02/07/2007 (SEG)
“CLAREIRA FLAMEJANTE”
Obra do jornalista Rogério Recco retrata, com especial ênfase, o processo de eletrificação no Norte do Paraná; lançamento faz parte da programação dos 60 anos de Maringá.
Como parte da programação comemorativa aos 60 anos de Maringá, será lançado no próximo dia 2 de julho, no “foyer” do Teatro Calil Haddad, o livro “Clareira Flamejante”, de autoria do jornalista Rogério Recco.
De acordo com o autor, as publicações sobre o assunto são escassas no Paraná e muito pouco se sabia da história da eletrificação no Norte do Estado.
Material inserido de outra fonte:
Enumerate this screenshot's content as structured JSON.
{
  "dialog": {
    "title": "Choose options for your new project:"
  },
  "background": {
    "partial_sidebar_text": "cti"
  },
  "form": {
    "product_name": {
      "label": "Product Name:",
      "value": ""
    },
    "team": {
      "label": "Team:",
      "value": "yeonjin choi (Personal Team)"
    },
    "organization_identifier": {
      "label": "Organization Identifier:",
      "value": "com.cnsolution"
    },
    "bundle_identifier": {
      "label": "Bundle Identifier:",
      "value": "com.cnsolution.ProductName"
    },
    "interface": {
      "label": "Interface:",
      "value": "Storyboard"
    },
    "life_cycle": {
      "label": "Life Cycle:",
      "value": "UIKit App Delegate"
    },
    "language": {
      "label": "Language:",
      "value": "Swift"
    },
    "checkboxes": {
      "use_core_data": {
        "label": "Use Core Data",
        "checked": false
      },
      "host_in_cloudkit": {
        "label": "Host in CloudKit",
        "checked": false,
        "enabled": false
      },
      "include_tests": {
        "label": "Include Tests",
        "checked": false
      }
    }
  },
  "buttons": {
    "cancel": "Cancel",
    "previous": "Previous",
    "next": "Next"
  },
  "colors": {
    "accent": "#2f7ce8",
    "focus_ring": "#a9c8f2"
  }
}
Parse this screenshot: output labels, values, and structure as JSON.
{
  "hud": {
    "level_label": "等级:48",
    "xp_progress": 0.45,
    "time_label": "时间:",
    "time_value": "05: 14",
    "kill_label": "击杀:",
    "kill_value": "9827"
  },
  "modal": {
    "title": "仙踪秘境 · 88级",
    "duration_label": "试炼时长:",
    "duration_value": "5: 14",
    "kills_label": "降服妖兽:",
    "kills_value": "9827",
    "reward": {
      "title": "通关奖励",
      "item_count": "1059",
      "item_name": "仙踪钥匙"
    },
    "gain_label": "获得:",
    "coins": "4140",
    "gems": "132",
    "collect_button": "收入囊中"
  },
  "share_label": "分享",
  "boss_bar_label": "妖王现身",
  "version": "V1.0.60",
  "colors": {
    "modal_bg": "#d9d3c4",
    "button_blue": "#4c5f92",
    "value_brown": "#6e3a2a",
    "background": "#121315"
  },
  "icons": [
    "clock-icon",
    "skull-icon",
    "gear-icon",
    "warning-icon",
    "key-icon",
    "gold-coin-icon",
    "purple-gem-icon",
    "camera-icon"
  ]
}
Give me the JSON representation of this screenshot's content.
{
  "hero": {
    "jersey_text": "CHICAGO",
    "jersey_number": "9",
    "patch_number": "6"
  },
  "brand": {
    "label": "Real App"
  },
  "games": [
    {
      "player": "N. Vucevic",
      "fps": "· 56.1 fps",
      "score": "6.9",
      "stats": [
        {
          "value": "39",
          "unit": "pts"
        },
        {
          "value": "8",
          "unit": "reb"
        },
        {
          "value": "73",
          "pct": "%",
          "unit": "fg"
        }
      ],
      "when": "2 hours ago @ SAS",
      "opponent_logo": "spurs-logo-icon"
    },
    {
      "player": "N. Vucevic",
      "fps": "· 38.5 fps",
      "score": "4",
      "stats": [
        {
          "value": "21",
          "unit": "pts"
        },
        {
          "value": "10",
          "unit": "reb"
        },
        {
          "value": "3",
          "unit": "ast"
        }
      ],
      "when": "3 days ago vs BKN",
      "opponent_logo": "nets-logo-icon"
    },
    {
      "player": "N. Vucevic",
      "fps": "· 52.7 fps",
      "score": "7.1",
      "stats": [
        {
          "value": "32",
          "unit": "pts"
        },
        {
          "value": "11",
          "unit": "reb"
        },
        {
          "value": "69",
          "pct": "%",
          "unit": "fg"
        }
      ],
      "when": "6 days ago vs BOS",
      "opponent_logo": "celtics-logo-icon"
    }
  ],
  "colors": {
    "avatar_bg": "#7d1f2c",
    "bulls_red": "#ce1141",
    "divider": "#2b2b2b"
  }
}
O livro foi viabilizado com o patrocínio da empresa Romagnole, sediada em Mandaguari, através da Lei Rouanet de Incentivo à Cultura, do Ministério da Cultura.
Com 140 páginas, a obra, que é um projeto especial da Flamma Comunicação, de Maringá, narra a trajetória da energia elétrica desde seus primórdios no Brasil, no final do século XIX. A partir daí, a eletricidade começou a mudar radicalmente a vida das principais cidades brasileiras, entre elas Curitiba. No entanto, demoraria mais de meio século para chegar ao Norte do Estado, região que, mesmo passando por um grande surto de desenvolvimento, ainda dependia de sucateados e insuficientes motores movidos a óleo diesel para geração de energia. Enquanto isso, na maioria das casas, o que prevalecia mesmo eram lamparinas, que exalavam tufos de fumaça.
Fundada em 1947, a cidade de Maringá só receberia seu primeiro conjunto de motores a diesel em 1952. Como a eletricidade atendia apenas alguns quarteirões, a população vivia às escuras e suas primeiras empresas e indústrias sofriam com o problema. Por causa disso, não raramente eram deflagrados movimentos de protesto contra o governo do Estado, que teria “virado as costas” para o Norte. Isto ocorria também em outras cidades, como Mandaguari e Apucarana. Só Londrina, privilegiada pela existência de várias quedas d’água em sua região, contaria desde cedo com algumas usinas hidrelétricas.
Com uma tiragem de 3,5 mil exemplares, o livro “Clareira Flamejante” será distribuído como fonte de consulta para bibliotecas públicas de todo o Paraná, além de universidades, escolas técnicas e rede pública e particular de ensino, acervos históricos e associações de pioneiros.